The “torquetum” or “turquet” is a complex and sophisticated Medieval instrument, first described by the ancient Greek scientist Ptolemy, used to measure the three sets of astronomical coordinates: horizon, equatorial, and ecliptic.
It also provided a mechanical means to interconvert between these sets of coordinates without the use of calculations and to demonstrate the relationships of these coordinate sets. In a sense, the Torquetum is an analog computer.
The first torquetum is thought to have been built in the 12th century or 13th century by Jabir ibn Aflah (Geber), though the few survived examples date from the 16th century. The first known accounts of the torquetum are those of Bernardus de Virduno in the Tractus super totum astrologium and Franco de Polonia.

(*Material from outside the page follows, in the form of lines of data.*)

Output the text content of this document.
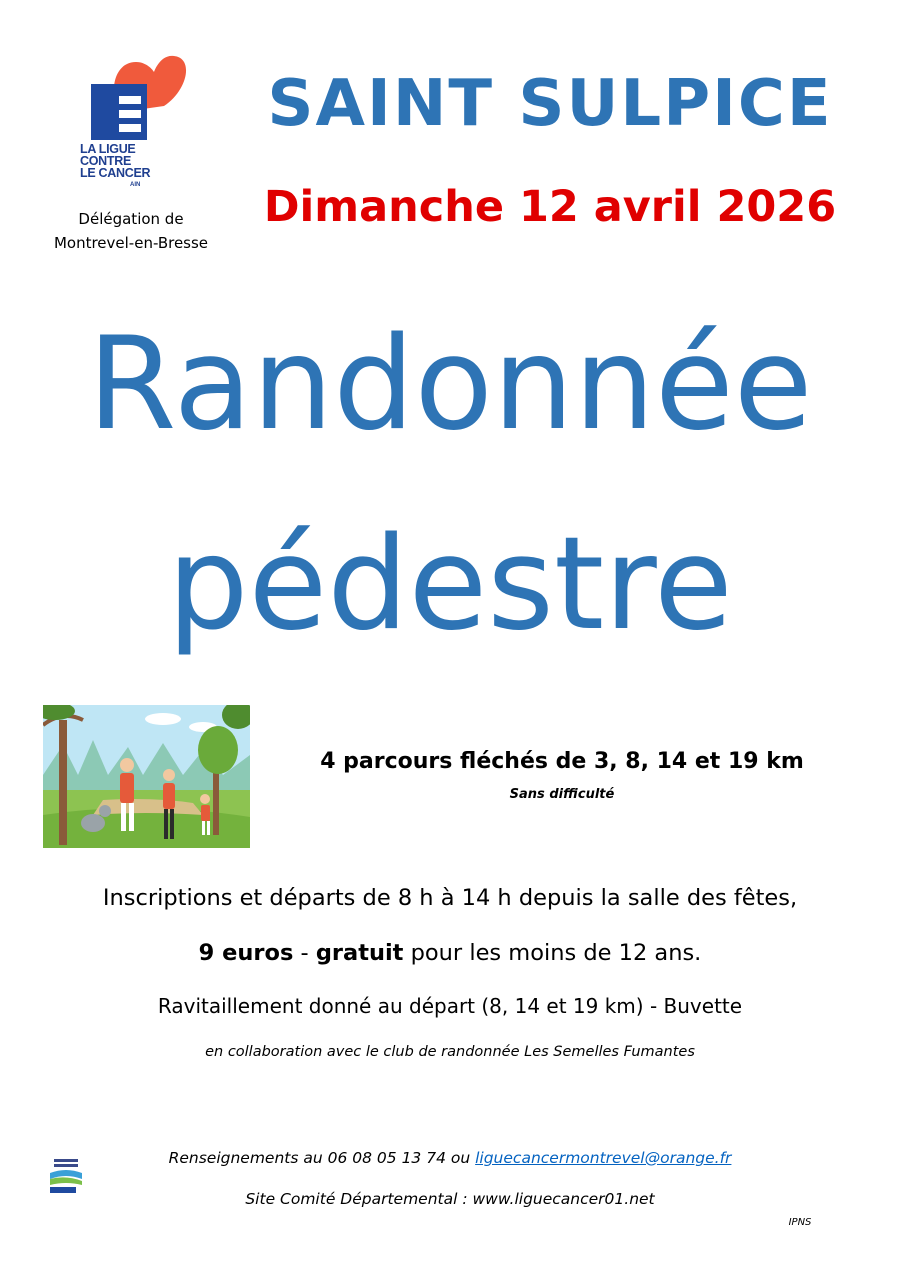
LA LIGUE
CONTRE
LE CANCER
AIN
Délégation de
Montrevel-en-Bresse
SAINT SULPICE
Dimanche 12 avril 2026
Randonnée
pédestre
4 parcours fléchés de 3, 8, 14 et 19 km
Sans difficulté
Inscriptions et départs de 8 h à 14 h depuis la salle des fêtes,
9 euros - gratuit pour les moins de 12 ans.
Ravitaillement donné au départ (8, 14 et 19 km) - Buvette
en collaboration avec le club de randonnée Les Semelles Fumantes
Renseignements au 06 08 05 13 74 ou liguecancermontrevel@orange.fr
Site Comité Départemental : www.liguecancer01.net
IPNS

Franco does appear to be the main disseminator of the instrument, since manuscript versions of his account (dated at 1284) are much more common, and other descriptions, up to the late fifteenth century, are based on Franco’s work.
The most famous example of its usage as an analog computer to inter-convert measurements between coordinate systems without the use of tedious calculations can be found in the painting The French Ambassadors by Hans Holbien the Younger (1533).
It is placed on the right side of the table, next to and above the elbow of the ambassador’s clad in a long brown coat or robe. The painting shows many details of the inscriptions on the disk and half disk, which make up the top of this particular kind of torquetum.
One such instrument was designed by Peter Apian of Nuremberg, one of the leading instrument makers in the early sixteenth century. It is perhaps the best-known account, and certainly the most commonly reproduced image of a torquetum. In 1540 he published his Astronomicum Caesareum, including his pioneering observations on comets, and described the basics of the instrument.